Creo que sigue existiendo en marcha una campaña de recogida de firmas para una “Propuesta de Reforma Constitucional para profundizar en la participación democrática“. La aprobación de las medidas que recoge la propuesta, que como hemos visto no puede plantearse como Iniciativa Legislativa Popular, abriría las puertas a la Democracia (con mayúsculas) en España y cambiaría nuestra realidad actual casi tanto como lo hizo la Constitución en su día.
Aunque recomiendo la lectura del (breve y claro) texto original, las ideas que plantea se deberían variar, en el sentido de otorgar más importancia a la iniciativa popular, en cuanto expresión directa de la voluntad popular, permitiendo su uso para:
• Crear o modificar leyes de cualquier rango, incluidas leyes orgánicas y la reforma constitucional (expresamente prohibido por el Art. 166). También derogar leyes ya aprobadas por el Parlamento.

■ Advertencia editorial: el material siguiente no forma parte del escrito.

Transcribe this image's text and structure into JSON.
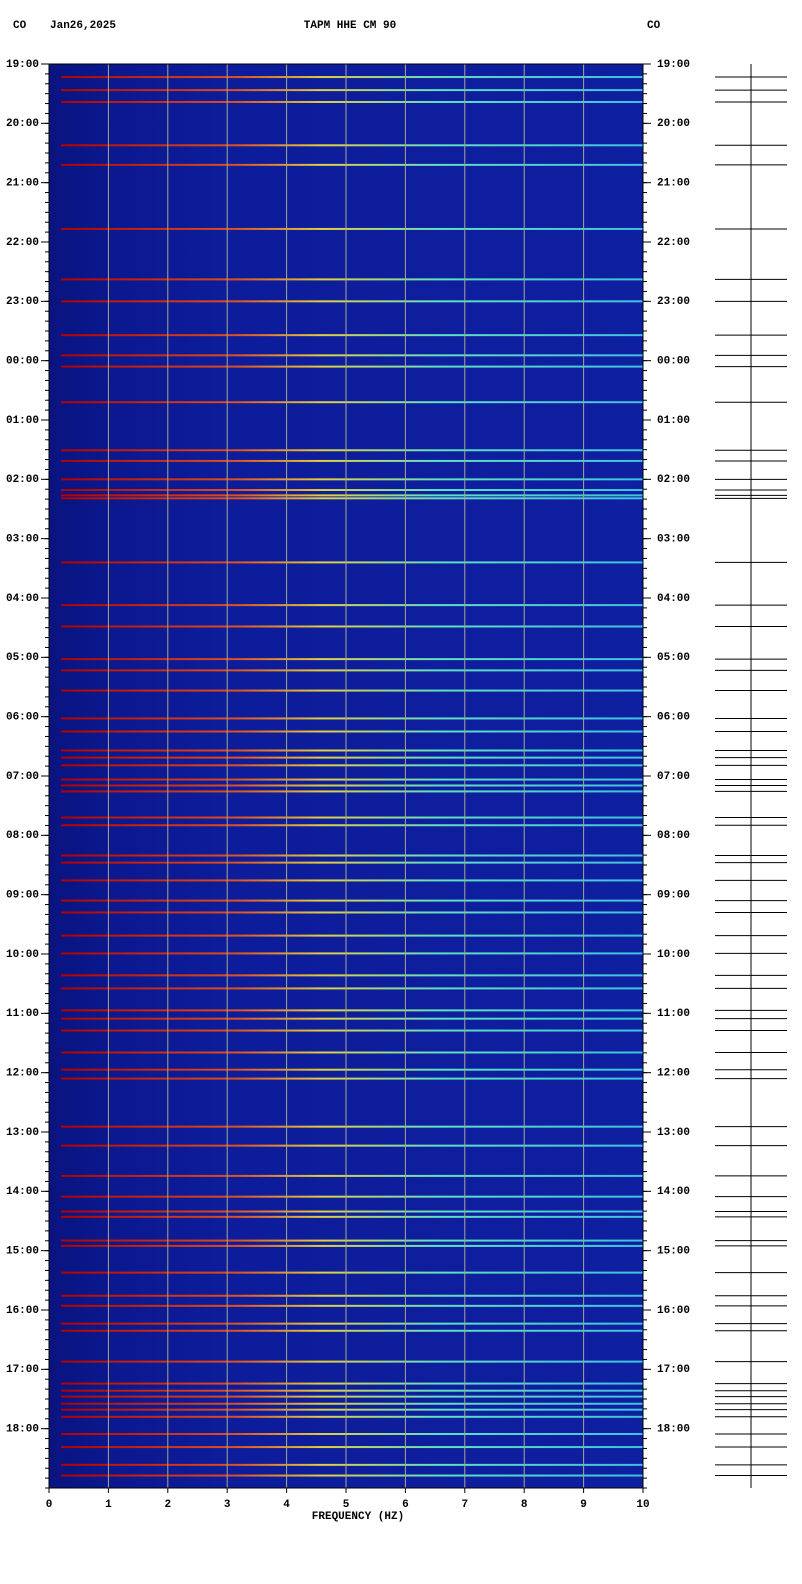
{
  "chart_data": {
    "type": "spectrogram",
    "title": "TAPM HHE CM 90",
    "network_left": "CO",
    "network_right": "CO",
    "date": "Jan26,2025",
    "x_label": "FREQUENCY (HZ)",
    "xlim": [
      0,
      10
    ],
    "xticks": [
      0,
      1,
      2,
      3,
      4,
      5,
      6,
      7,
      8,
      9,
      10
    ],
    "ylim": [
      0,
      24
    ],
    "yticks": [
      {
        "value": 0,
        "label": "19:00"
      },
      {
        "value": 1,
        "label": "20:00"
      },
      {
        "value": 2,
        "label": "21:00"
      },
      {
        "value": 3,
        "label": "22:00"
      },
      {
        "value": 4,
        "label": "23:00"
      },
      {
        "value": 5,
        "label": "00:00"
      },
      {
        "value": 6,
        "label": "01:00"
      },
      {
        "value": 7,
        "label": "02:00"
      },
      {
        "value": 8,
        "label": "03:00"
      },
      {
        "value": 9,
        "label": "04:00"
      },
      {
        "value": 10,
        "label": "05:00"
      },
      {
        "value": 11,
        "label": "06:00"
      },
      {
        "value": 12,
        "label": "07:00"
      },
      {
        "value": 13,
        "label": "08:00"
      },
      {
        "value": 14,
        "label": "09:00"
      },
      {
        "value": 15,
        "label": "10:00"
      },
      {
        "value": 16,
        "label": "11:00"
      },
      {
        "value": 17,
        "label": "12:00"
      },
      {
        "value": 18,
        "label": "13:00"
      },
      {
        "value": 19,
        "label": "14:00"
      },
      {
        "value": 20,
        "label": "15:00"
      },
      {
        "value": 21,
        "label": "16:00"
      },
      {
        "value": 22,
        "label": "17:00"
      },
      {
        "value": 23,
        "label": "18:00"
      }
    ],
    "grid": true,
    "events": [
      0.22,
      0.44,
      0.64,
      1.37,
      1.7,
      2.78,
      3.63,
      4.0,
      4.57,
      4.91,
      5.1,
      5.7,
      6.51,
      6.69,
      7.0,
      7.18,
      7.27,
      7.32,
      8.4,
      9.12,
      9.48,
      10.03,
      10.22,
      10.56,
      11.03,
      11.25,
      11.57,
      11.69,
      11.82,
      12.06,
      12.16,
      12.26,
      12.7,
      12.83,
      13.34,
      13.46,
      13.76,
      14.1,
      14.3,
      14.69,
      14.99,
      15.36,
      15.58,
      15.95,
      16.09,
      16.29,
      16.66,
      16.95,
      17.1,
      17.91,
      18.23,
      18.74,
      19.09,
      19.34,
      19.43,
      19.83,
      19.92,
      20.37,
      20.76,
      20.93,
      21.23,
      21.35,
      21.87,
      22.24,
      22.36,
      22.46,
      22.58,
      22.68,
      22.8,
      23.09,
      23.31,
      23.61,
      23.79
    ]
  }
}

• Ratificar o derogar tratados internacionales, aunque el Gobierno se oponga a hacerlo.
• Elegir y Revocar cargos públicos.
La reforma también recoge la obligatoriedad de someter a referéndum las propuestas elevadas al Congreso por Iniciativa Popular, pudiendo optar los ciudadanos entre apoyar la formulación original del proyecto, la modificada tras la tramitación parlamentaria (de haberla), o ninguna de las dos. De esta forma se evitaría que, como hasta ahora, se ignorasen las propuestas legítimas del pueblo soberano.
Por último, redefinir la figura del referéndum como una consulta vinculante en cuanto expresión directa de la voluntad popular, y se permitir su convocatoria en el ámbito local y autonómico a instancia de sus Gobiernos y/o ciudadanos, siempre que el tema consultado entre dentro de las competencias que son propias a dichas instituciones.

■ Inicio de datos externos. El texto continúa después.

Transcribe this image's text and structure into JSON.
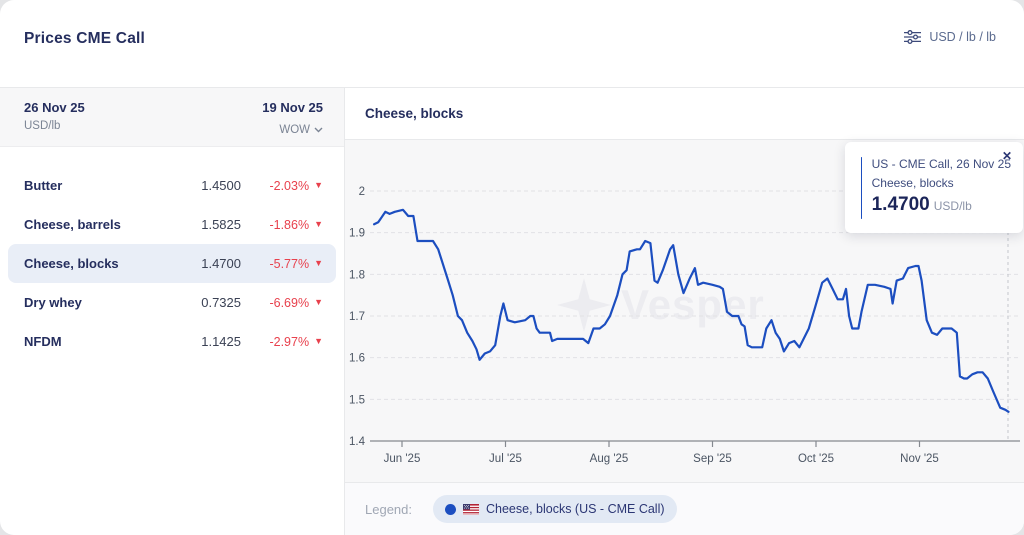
{
  "header": {
    "title": "Prices CME Call",
    "unit_label": "USD / lb / lb"
  },
  "table": {
    "col_date_current": "26 Nov 25",
    "col_unit": "USD/lb",
    "col_date_prev": "19 Nov 25",
    "col_change": "WOW",
    "rows": [
      {
        "name": "Butter",
        "value": "1.4500",
        "change": "-2.03%",
        "selected": false
      },
      {
        "name": "Cheese, barrels",
        "value": "1.5825",
        "change": "-1.86%",
        "selected": false
      },
      {
        "name": "Cheese, blocks",
        "value": "1.4700",
        "change": "-5.77%",
        "selected": true
      },
      {
        "name": "Dry whey",
        "value": "0.7325",
        "change": "-6.69%",
        "selected": false
      },
      {
        "name": "NFDM",
        "value": "1.1425",
        "change": "-2.97%",
        "selected": false
      }
    ]
  },
  "chart": {
    "title": "Cheese, blocks",
    "watermark": "Vesper",
    "tooltip": {
      "line1": "US - CME Call, 26 Nov 25",
      "line2": "Cheese, blocks",
      "value": "1.4700",
      "unit": "USD/lb"
    },
    "legend_label": "Legend:",
    "legend_item": "Cheese, blocks (US - CME Call)"
  },
  "icons": {
    "down_triangle": "▼",
    "close": "✕"
  },
  "colors": {
    "accent_blue": "#1c4ec0",
    "negative_red": "#e8414d",
    "navy_text": "#252e5e",
    "selected_row_bg": "#e9eef7",
    "chart_bg": "#f7f7f8",
    "legend_pill_bg": "#e2e9f4"
  },
  "chart_data": {
    "type": "line",
    "title": "Cheese, blocks",
    "ylabel": "USD/lb",
    "ylim": [
      1.4,
      2.05
    ],
    "xlim": [
      -0.28,
      5.92
    ],
    "x_unit_note": "x = months after 1 Jun 2025",
    "grid": "horizontal-dashed",
    "legend_position": "bottom",
    "y_ticks": [
      {
        "v": 1.4,
        "label": "1.4"
      },
      {
        "v": 1.5,
        "label": "1.5"
      },
      {
        "v": 1.6,
        "label": "1.6"
      },
      {
        "v": 1.7,
        "label": "1.7"
      },
      {
        "v": 1.8,
        "label": "1.8"
      },
      {
        "v": 1.9,
        "label": "1.9"
      },
      {
        "v": 2.0,
        "label": "2"
      }
    ],
    "x_ticks": [
      {
        "m": 0,
        "label": "Jun '25"
      },
      {
        "m": 1,
        "label": "Jul '25"
      },
      {
        "m": 2,
        "label": "Aug '25"
      },
      {
        "m": 3,
        "label": "Sep '25"
      },
      {
        "m": 4,
        "label": "Oct '25"
      },
      {
        "m": 5,
        "label": "Nov '25"
      }
    ],
    "crosshair_x": 5.855,
    "end_value": 1.47,
    "series": [
      {
        "name": "Cheese, blocks (US - CME Call)",
        "color": "#1c4ec0",
        "points": [
          [
            -0.27,
            1.92
          ],
          [
            -0.23,
            1.925
          ],
          [
            -0.16,
            1.95
          ],
          [
            -0.12,
            1.945
          ],
          [
            -0.07,
            1.95
          ],
          [
            0.01,
            1.955
          ],
          [
            0.06,
            1.94
          ],
          [
            0.11,
            1.94
          ],
          [
            0.15,
            1.88
          ],
          [
            0.3,
            1.88
          ],
          [
            0.35,
            1.86
          ],
          [
            0.44,
            1.79
          ],
          [
            0.49,
            1.75
          ],
          [
            0.54,
            1.7
          ],
          [
            0.58,
            1.69
          ],
          [
            0.63,
            1.66
          ],
          [
            0.68,
            1.64
          ],
          [
            0.72,
            1.62
          ],
          [
            0.75,
            1.595
          ],
          [
            0.8,
            1.61
          ],
          [
            0.85,
            1.615
          ],
          [
            0.9,
            1.63
          ],
          [
            0.95,
            1.7
          ],
          [
            0.98,
            1.73
          ],
          [
            1.02,
            1.69
          ],
          [
            1.09,
            1.685
          ],
          [
            1.19,
            1.69
          ],
          [
            1.24,
            1.7
          ],
          [
            1.27,
            1.7
          ],
          [
            1.3,
            1.67
          ],
          [
            1.33,
            1.66
          ],
          [
            1.43,
            1.66
          ],
          [
            1.45,
            1.64
          ],
          [
            1.5,
            1.645
          ],
          [
            1.57,
            1.645
          ],
          [
            1.67,
            1.645
          ],
          [
            1.75,
            1.645
          ],
          [
            1.8,
            1.635
          ],
          [
            1.85,
            1.67
          ],
          [
            1.91,
            1.67
          ],
          [
            1.96,
            1.68
          ],
          [
            2.01,
            1.7
          ],
          [
            2.08,
            1.75
          ],
          [
            2.13,
            1.8
          ],
          [
            2.17,
            1.81
          ],
          [
            2.2,
            1.855
          ],
          [
            2.27,
            1.86
          ],
          [
            2.3,
            1.86
          ],
          [
            2.35,
            1.88
          ],
          [
            2.4,
            1.875
          ],
          [
            2.44,
            1.785
          ],
          [
            2.47,
            1.78
          ],
          [
            2.52,
            1.81
          ],
          [
            2.59,
            1.86
          ],
          [
            2.62,
            1.87
          ],
          [
            2.67,
            1.8
          ],
          [
            2.72,
            1.755
          ],
          [
            2.78,
            1.79
          ],
          [
            2.83,
            1.815
          ],
          [
            2.86,
            1.775
          ],
          [
            2.91,
            1.78
          ],
          [
            3.0,
            1.775
          ],
          [
            3.07,
            1.77
          ],
          [
            3.1,
            1.765
          ],
          [
            3.14,
            1.71
          ],
          [
            3.19,
            1.7
          ],
          [
            3.25,
            1.7
          ],
          [
            3.28,
            1.68
          ],
          [
            3.31,
            1.675
          ],
          [
            3.34,
            1.63
          ],
          [
            3.38,
            1.625
          ],
          [
            3.48,
            1.625
          ],
          [
            3.52,
            1.67
          ],
          [
            3.57,
            1.69
          ],
          [
            3.61,
            1.66
          ],
          [
            3.65,
            1.645
          ],
          [
            3.69,
            1.615
          ],
          [
            3.74,
            1.635
          ],
          [
            3.79,
            1.64
          ],
          [
            3.84,
            1.625
          ],
          [
            3.88,
            1.645
          ],
          [
            3.93,
            1.67
          ],
          [
            3.99,
            1.72
          ],
          [
            4.06,
            1.78
          ],
          [
            4.11,
            1.79
          ],
          [
            4.16,
            1.765
          ],
          [
            4.21,
            1.74
          ],
          [
            4.26,
            1.74
          ],
          [
            4.29,
            1.765
          ],
          [
            4.32,
            1.7
          ],
          [
            4.35,
            1.67
          ],
          [
            4.41,
            1.67
          ],
          [
            4.44,
            1.71
          ],
          [
            4.5,
            1.775
          ],
          [
            4.57,
            1.775
          ],
          [
            4.66,
            1.77
          ],
          [
            4.72,
            1.765
          ],
          [
            4.74,
            1.73
          ],
          [
            4.78,
            1.785
          ],
          [
            4.84,
            1.79
          ],
          [
            4.89,
            1.815
          ],
          [
            4.96,
            1.82
          ],
          [
            4.99,
            1.82
          ],
          [
            5.02,
            1.785
          ],
          [
            5.07,
            1.69
          ],
          [
            5.12,
            1.66
          ],
          [
            5.17,
            1.655
          ],
          [
            5.22,
            1.67
          ],
          [
            5.31,
            1.67
          ],
          [
            5.36,
            1.66
          ],
          [
            5.39,
            1.555
          ],
          [
            5.43,
            1.55
          ],
          [
            5.46,
            1.55
          ],
          [
            5.51,
            1.56
          ],
          [
            5.56,
            1.565
          ],
          [
            5.61,
            1.565
          ],
          [
            5.66,
            1.55
          ],
          [
            5.71,
            1.52
          ],
          [
            5.78,
            1.48
          ],
          [
            5.83,
            1.475
          ],
          [
            5.86,
            1.47
          ]
        ]
      }
    ]
  }
}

Estas propuestas no son sino la concreción práctica de los principios de la Democracia Directa, una forma de organización política más democrática que la actual y que, de implantarse, probablemente enriquecería el debate político, aumentaría la cohesión social, produciría consensos más sólidos y duraderos sobre las normas por las que nos regimos. También mejoraría la gestión del Estado y sus recursos, ya que obliga a los poderes del Estado a justificar más y mejor sus actuaciones, y deja siempre la última palabra en manos de los ciudadanos.
Conclusión
Una reforma Constitucional es urgente dado que:
1) Se elaboró bajo la supervisión de una dictadura militar.
2) No la han votado más del 68% de los españoles (y aumentando cada año).